Teriparatide (Forteo®) and Abaloparatide (Tymlos®) are injectable drugs given daily for 2 years. They are parathyroid hormones, or products similar in many ways to the hormones.
When should osteoporosis be treated with medication?
Women whose bone density test shows T-scores of -2.5 or lower, such as -3.3 or -3.8, should begin therapy to reduce their risk of fracture. Many women need treatment if they have osteopenia, which is bone weakness that is not as severe as osteoporosis. Your doctor might use the World Health Organization fracture risk assessment tool, or FRAX, to see if you qualify for treatment based on your risk factors and bone density results. People who have had a typical osteoporosis fracture, such as that of the wrist, spine or hip, should also be treated (sometimes even if the bone density results are normal).
It’s important to remember that dietary supplements, although available everywhere over-the-counter and online, aren’t regulated in the same way that prescription medications are. Also, even though something is ‘natural,’ that doesn’t mean that it is safe for everyone at all times.
You might be told by your healthcare provider to get adequate amounts of calcium and vitamin D. This is important if you have osteoporosis or if you are trying to prevent it. It’s best if you can meet those needs with a food plan, but you might not be able to do that. There are plant-based calcium supplements, some of which are based on algae.
The recommended amount of daily calcium intake is 1,000 mg to 1,200 mg daily via diet and/or supplements. Taking more than this amount of calcium has not been shown to provide additional bone strength but may be associated with an increased risk of kidney stones, calcium buildup in the blood vessels and constipation.
There are different ideas about the necessary levels of vitamin D, but it’s true that many people do not have adequate levels and might need to take supplements. Your healthcare provider might test your blood levels and then make recommendations based on these results.
There are other supplements that have been touted as useful for osteoporosis. One of these is strontium, which has never been approved in the U.S. for osteoporosis. A prescription version of strontium ranelate had been available in the E.U., but it was taken off the market due to serious side effects.
You and your healthcare provider will always need to discuss whether the benefits of taking something, whether is a prescription drug or a supplement, outweigh the risks.
How can you prevent osteoporosis?
Your diet and lifestyle are two important risk factors you can control to prevent osteoporosis. Replacing lost estrogen with hormone therapy also provides a strong defense against osteoporosis in postmenopausal women.
To maintain strong, healthy bones, you need a diet rich in calcium throughout your life.

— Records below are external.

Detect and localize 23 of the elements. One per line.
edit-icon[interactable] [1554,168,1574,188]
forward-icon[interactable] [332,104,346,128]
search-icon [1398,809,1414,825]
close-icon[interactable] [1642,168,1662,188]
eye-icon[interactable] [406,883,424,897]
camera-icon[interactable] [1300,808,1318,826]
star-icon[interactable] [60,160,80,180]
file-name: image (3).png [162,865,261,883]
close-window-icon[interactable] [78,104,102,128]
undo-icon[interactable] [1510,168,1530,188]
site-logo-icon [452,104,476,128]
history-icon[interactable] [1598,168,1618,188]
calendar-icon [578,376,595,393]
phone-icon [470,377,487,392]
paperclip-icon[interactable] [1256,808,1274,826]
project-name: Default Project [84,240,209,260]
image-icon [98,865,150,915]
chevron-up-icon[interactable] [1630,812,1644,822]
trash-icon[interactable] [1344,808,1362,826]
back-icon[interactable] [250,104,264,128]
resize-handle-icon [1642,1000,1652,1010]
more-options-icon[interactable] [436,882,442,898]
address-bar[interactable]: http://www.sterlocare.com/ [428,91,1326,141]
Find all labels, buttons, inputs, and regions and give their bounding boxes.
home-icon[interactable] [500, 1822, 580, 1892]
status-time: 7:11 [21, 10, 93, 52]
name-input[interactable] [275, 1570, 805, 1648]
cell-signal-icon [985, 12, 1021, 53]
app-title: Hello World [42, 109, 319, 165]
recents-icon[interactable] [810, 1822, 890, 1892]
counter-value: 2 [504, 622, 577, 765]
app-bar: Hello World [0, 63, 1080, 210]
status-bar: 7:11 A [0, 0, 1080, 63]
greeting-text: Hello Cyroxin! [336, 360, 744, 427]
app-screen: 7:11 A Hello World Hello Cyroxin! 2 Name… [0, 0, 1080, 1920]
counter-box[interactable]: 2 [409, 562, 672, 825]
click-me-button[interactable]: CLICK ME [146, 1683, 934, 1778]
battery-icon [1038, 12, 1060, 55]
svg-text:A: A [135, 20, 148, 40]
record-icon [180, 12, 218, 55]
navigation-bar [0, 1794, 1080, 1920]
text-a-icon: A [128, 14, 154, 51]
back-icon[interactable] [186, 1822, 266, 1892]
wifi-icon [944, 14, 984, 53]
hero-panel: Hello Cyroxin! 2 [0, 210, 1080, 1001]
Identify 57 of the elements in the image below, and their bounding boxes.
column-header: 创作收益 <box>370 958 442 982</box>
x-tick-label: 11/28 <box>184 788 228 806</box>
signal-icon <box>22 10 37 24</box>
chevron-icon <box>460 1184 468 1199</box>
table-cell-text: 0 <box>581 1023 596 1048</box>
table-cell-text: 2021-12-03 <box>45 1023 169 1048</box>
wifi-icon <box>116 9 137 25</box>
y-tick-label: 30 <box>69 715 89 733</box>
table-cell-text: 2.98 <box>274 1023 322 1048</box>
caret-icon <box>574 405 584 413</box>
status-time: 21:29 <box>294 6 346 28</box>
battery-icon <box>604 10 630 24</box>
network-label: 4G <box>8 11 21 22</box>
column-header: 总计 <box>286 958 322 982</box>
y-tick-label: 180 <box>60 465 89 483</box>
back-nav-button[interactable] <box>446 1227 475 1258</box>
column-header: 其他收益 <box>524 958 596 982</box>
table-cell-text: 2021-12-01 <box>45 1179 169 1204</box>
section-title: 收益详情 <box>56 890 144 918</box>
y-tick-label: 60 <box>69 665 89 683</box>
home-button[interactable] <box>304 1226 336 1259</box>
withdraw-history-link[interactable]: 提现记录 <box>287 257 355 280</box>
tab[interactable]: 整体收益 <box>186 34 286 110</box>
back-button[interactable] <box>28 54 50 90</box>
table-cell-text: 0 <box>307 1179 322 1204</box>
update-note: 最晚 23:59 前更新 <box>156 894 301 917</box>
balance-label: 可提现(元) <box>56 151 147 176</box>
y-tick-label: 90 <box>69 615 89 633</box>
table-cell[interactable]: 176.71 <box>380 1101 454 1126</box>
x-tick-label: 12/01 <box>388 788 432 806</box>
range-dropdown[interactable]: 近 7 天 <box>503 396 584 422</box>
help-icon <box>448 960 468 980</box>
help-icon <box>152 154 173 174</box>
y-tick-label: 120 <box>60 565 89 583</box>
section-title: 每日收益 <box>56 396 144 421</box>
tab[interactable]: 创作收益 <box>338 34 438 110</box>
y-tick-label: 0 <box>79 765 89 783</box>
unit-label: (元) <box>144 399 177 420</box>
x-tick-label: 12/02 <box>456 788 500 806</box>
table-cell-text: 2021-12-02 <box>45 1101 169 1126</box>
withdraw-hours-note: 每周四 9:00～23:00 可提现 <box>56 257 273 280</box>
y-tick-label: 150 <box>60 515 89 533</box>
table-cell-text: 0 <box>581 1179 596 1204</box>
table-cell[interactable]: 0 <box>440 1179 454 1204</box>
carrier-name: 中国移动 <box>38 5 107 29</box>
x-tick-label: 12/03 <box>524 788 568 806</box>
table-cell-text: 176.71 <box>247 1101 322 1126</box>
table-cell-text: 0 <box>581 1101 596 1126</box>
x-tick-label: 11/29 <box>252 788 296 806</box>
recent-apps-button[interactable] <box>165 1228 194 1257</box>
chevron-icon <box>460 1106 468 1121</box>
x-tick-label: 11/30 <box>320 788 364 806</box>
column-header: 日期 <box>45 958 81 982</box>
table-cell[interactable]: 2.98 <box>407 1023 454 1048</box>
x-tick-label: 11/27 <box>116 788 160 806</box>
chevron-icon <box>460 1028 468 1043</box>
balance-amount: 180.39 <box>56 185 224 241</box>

One cup of skim or 1 percent fat milk contains 300 milligrams of calcium.
Besides dairy products, other good sources of calcium are salmon with bones, sardines, kale, broccoli, calcium-fortified juices and breads, dried figs, and calcium supplements. It is best to try to get the calcium from food and drink.
For those who need supplements, remember that the body can only absorb 500 mg of calcium at a time. You should take your calcium supplements in divided doses, since anything more than 500 mg will not be absorbed.